Purtroppo dalle mie parti l’estate, quella vera, al pari di una bella signora, si lascia attendere…
E attendi oggi, attendi domani, diventano sempre meno i giorni adatti ad una bella insalata di uova di limulo.

Avete presente quelle belle giornate, cielo terso appena velato dall’umidità elevatissima, 35°C, e lo stomaco che vi supplica di non offenderlo con gulasch e polenta?
Ecco, se oggi vi si profila qualcosa di simile, non indugiate a lungo, e lasciatevi trasportare dalla leggerezza di questa pietanza lungo un immaginario percorso dei sensi. Dalla preparazione fino alla digestione.
Prima cosa, prima di andare al lavoro passate dal vostro pescivendolo di fiducia e prenotate il limulo.
Con la richiesta che c’è, se vi muovete troppo tardi, potrebbero essere già tutti venduti…
Se il vostro “poissonnier habituelle” dovesse essere un sudtirolese intransigente, chiedetegli del Pfeilschwanzkrebs.
Ah, quasi dimenticavo…naturalmente chiedete di un esemplare femminile, dato che vogliamo fare un insalata di uova….
Se durante le operazioni di pulitura del limulo e conseguente estrazione delle circa 40.000 uova vi dovesse sembrare di vedere del liquido blu, non preoccupatevi, l’artropodo non è nobile, è solo privo di emoglobina nel sangue…
Naturalmente, se abitate vicino al mare potete procurarvi il limulo direttamente in spiaggia:

Ma ora bando alle ciance, e passiamo alla ricetta:
Ingredienti:
- 1 tazza di uova di limulo precedentemente cotte al vapore
- 1/2 tazza di mango verde tagliato alla Julienne
- 1 paio di scalognetti tagliati sottili
- 1 paio di peperoncini freschi (verdi e rossi) tagliati sottili
- il succo di un lime
- 1 cucchiaio di salsa di pesce
- 1/2 cucchiaino di zucchero
Preparazione:
Mescolate tutti gli ingredienti in una scodella e riempite con il composto ottenuto il carapace del limulo.

Buon appetito!





11 risposte finora ↓
Presidente di BananasRepublik // 6 Luglio, 2009 a 10:43 pm |
scusate l’ignoranza, ma io non avevo mai sentito parlare di questo signor Limulo.
Quindi ho aperto Wikipedia e ho letto diverse cose itneressanti: per esempio che è dotato di un occhio speciale per individuare il partner.
Comunque Wiki afferma che ” è più strettamente imparentato con ragni, zecche e scorpioni che con i veri e propri granchi.”
Anche io però ho parenti strani, e non vorrei essere giudicata male per questo…..
Bakunin // 9 Luglio, 2009 a 8:38 am |
Beh, avendone 7, di occhi, ne sacrificherei anch’io uno per individuare i partner
Oscar Ferrari // 6 Luglio, 2009 a 11:53 pm |
mai più senza, il non aver mai assaggiato il Limulo fa riflettere sull’inutilità dell’esistenza
Bakunin // 9 Luglio, 2009 a 8:34 am |
Non hai detto che hai una piscina?

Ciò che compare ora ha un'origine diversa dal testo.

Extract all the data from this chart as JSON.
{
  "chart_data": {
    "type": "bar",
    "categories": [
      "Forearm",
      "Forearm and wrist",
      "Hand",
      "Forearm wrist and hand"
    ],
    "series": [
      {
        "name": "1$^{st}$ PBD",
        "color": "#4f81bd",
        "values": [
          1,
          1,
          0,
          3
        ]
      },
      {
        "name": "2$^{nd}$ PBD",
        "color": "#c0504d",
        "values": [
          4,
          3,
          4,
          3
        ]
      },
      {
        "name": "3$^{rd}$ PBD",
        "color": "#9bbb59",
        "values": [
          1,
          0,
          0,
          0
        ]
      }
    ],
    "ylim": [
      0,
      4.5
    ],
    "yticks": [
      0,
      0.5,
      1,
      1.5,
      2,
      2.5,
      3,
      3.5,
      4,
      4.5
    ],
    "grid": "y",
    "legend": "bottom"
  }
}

Potresti allevarne una dozzina…
crautoviola // 7 Luglio, 2009 a 8:37 pm |
io non ho mai assaggiato il limullo o ancora meglio lo Pfeilschwanzkrebs. che vita inutile…………..
Bakunin // 9 Luglio, 2009 a 8:33 am |
Non è mai troppo tardi…
Allegria del Mondo // 9 Luglio, 2009 a 5:15 pm |
eh si pure io…..
dunque potremmo coniare l’espressione “hai l’occhio da Limulo”….
mangrovie // 11 Luglio, 2009 a 4:17 pm |
Ottima! Io l’accompagnerei con un bel piatto di Hákarl (http://it.wikipedia.org/wiki/H%C3%A1karl)(carne di squalo putrefatta). Quando è pronto, chiama!
fabivS // 15 Agosto, 2009 a 11:17 pm |
Mamma che ribrezzo… non so se è peggio mangiarsi ’sta specie di fossile o lo squalo marcio… e poi dicono che ad essere vegetariani ci si perde!
Bakunin // 28 Agosto, 2009 a 9:11 am |
@fabivS: esagerato! Come fai a disprezzare una cosa che non hai mai provato? Sembri mia figlia!!!
mangrovie // 1 Settembre, 2009 a 8:30 am |
Ohibò, con un buon bicchiere di rosso si manda giù tutto!